I tried implementing it for example using the IsolationForest but so far I couldn't solve it and I know why.
The problem boils down to fit_transform
only returning a transformed X
this suffices in the vast majority of cases, since we typically only throw away columns (think of a PCA). However, using outlier removal in a pipeline, we need to throw away rows of X
and y
during training and do nothing during testing. This is not supported so far. Essentially, we would need to turn the predict
function into some kind of transform
function during training.
Investigating the pipeline implementation shows, that fit_transform
is called if present during the fitting part of the pipeline, rather than fit(X, y).transform(X)

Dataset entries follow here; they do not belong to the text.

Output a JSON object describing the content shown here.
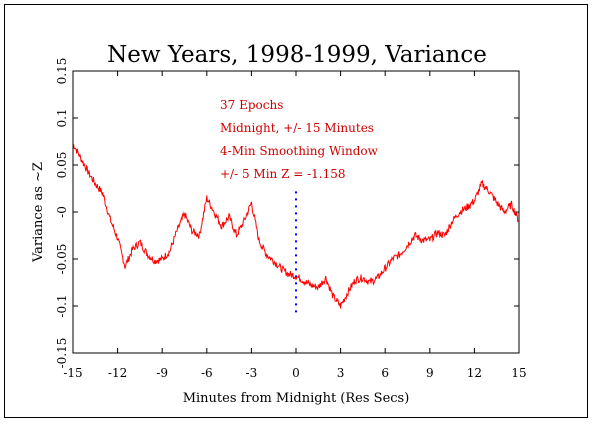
{
  "chart_data": {
    "type": "line",
    "title": "New Years, 1998-1999, Variance",
    "xlabel": "Minutes from Midnight (Res Secs)",
    "ylabel": "Variance as ~Z",
    "xlim": [
      -15,
      15
    ],
    "ylim": [
      -0.15,
      0.15
    ],
    "x_ticks": [
      "-15",
      "-12",
      "-9",
      "-6",
      "-3",
      "0",
      "3",
      "6",
      "9",
      "12",
      "15"
    ],
    "y_ticks": [
      "-0.15",
      "-0.1",
      "-0.05",
      "-0",
      "0.05",
      "0.1",
      "0.15"
    ],
    "grid": false,
    "annotations": [
      "37 Epochs",
      "Midnight, +/- 15 Minutes",
      "4-Min Smoothing Window",
      "+/- 5 Min Z = -1.158"
    ],
    "colors": {
      "line": "#ff0000",
      "marker_line": "#0000ff",
      "annotation": "#cc0000"
    },
    "series": [
      {
        "x": [
          -15,
          -14.5,
          -14,
          -13.5,
          -13,
          -12.5,
          -12,
          -11.5,
          -11,
          -10.5,
          -10,
          -9.5,
          -9,
          -8.5,
          -8,
          -7.5,
          -7,
          -6.5,
          -6,
          -5.5,
          -5,
          -4.5,
          -4,
          -3.5,
          -3,
          -2.5,
          -2,
          -1.5,
          -1,
          -0.5,
          0,
          0.5,
          1,
          1.5,
          2,
          2.5,
          3,
          3.5,
          4,
          4.5,
          5,
          5.5,
          6,
          6.5,
          7,
          7.5,
          8,
          8.5,
          9,
          9.5,
          10,
          10.5,
          11,
          11.5,
          12,
          12.5,
          13,
          13.5,
          14,
          14.5,
          15
        ],
        "y": [
          0.073,
          0.058,
          0.043,
          0.03,
          0.02,
          -0.008,
          -0.028,
          -0.058,
          -0.04,
          -0.032,
          -0.045,
          -0.052,
          -0.05,
          -0.042,
          -0.02,
          -0.002,
          -0.02,
          -0.025,
          0.015,
          0.0,
          -0.015,
          -0.005,
          -0.025,
          -0.01,
          0.01,
          -0.03,
          -0.045,
          -0.052,
          -0.06,
          -0.066,
          -0.068,
          -0.073,
          -0.078,
          -0.08,
          -0.07,
          -0.09,
          -0.1,
          -0.085,
          -0.072,
          -0.07,
          -0.075,
          -0.07,
          -0.06,
          -0.05,
          -0.045,
          -0.035,
          -0.025,
          -0.03,
          -0.03,
          -0.022,
          -0.025,
          -0.01,
          0.0,
          0.005,
          0.012,
          0.03,
          0.022,
          0.01,
          0.0,
          0.008,
          -0.01
        ]
      }
    ],
    "vertical_marker": {
      "x": 0,
      "y_from": -0.108,
      "y_to": 0.022
    }
  }
}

. Particularly, in a cross validation fit_transform
is only called during training. This would be perfect for outlier removal. However, it remains to do nothing in the test step. But to this end we can simply implement a "do-nothing" transform
-function.
The most direct way to implement this, would be an API-change of the TransformerMixin-class, unfortunately.
So my questions are:
Would it be interesting to contain feature removal in pipelines?
Are there other more suitable ideas of implementing this feature in a pipeline?
If the content of this question is somehow inapropriate (e.g. since I'm only an active user, not an active developer of the project) or at the wrong place, feel free to remove the thread.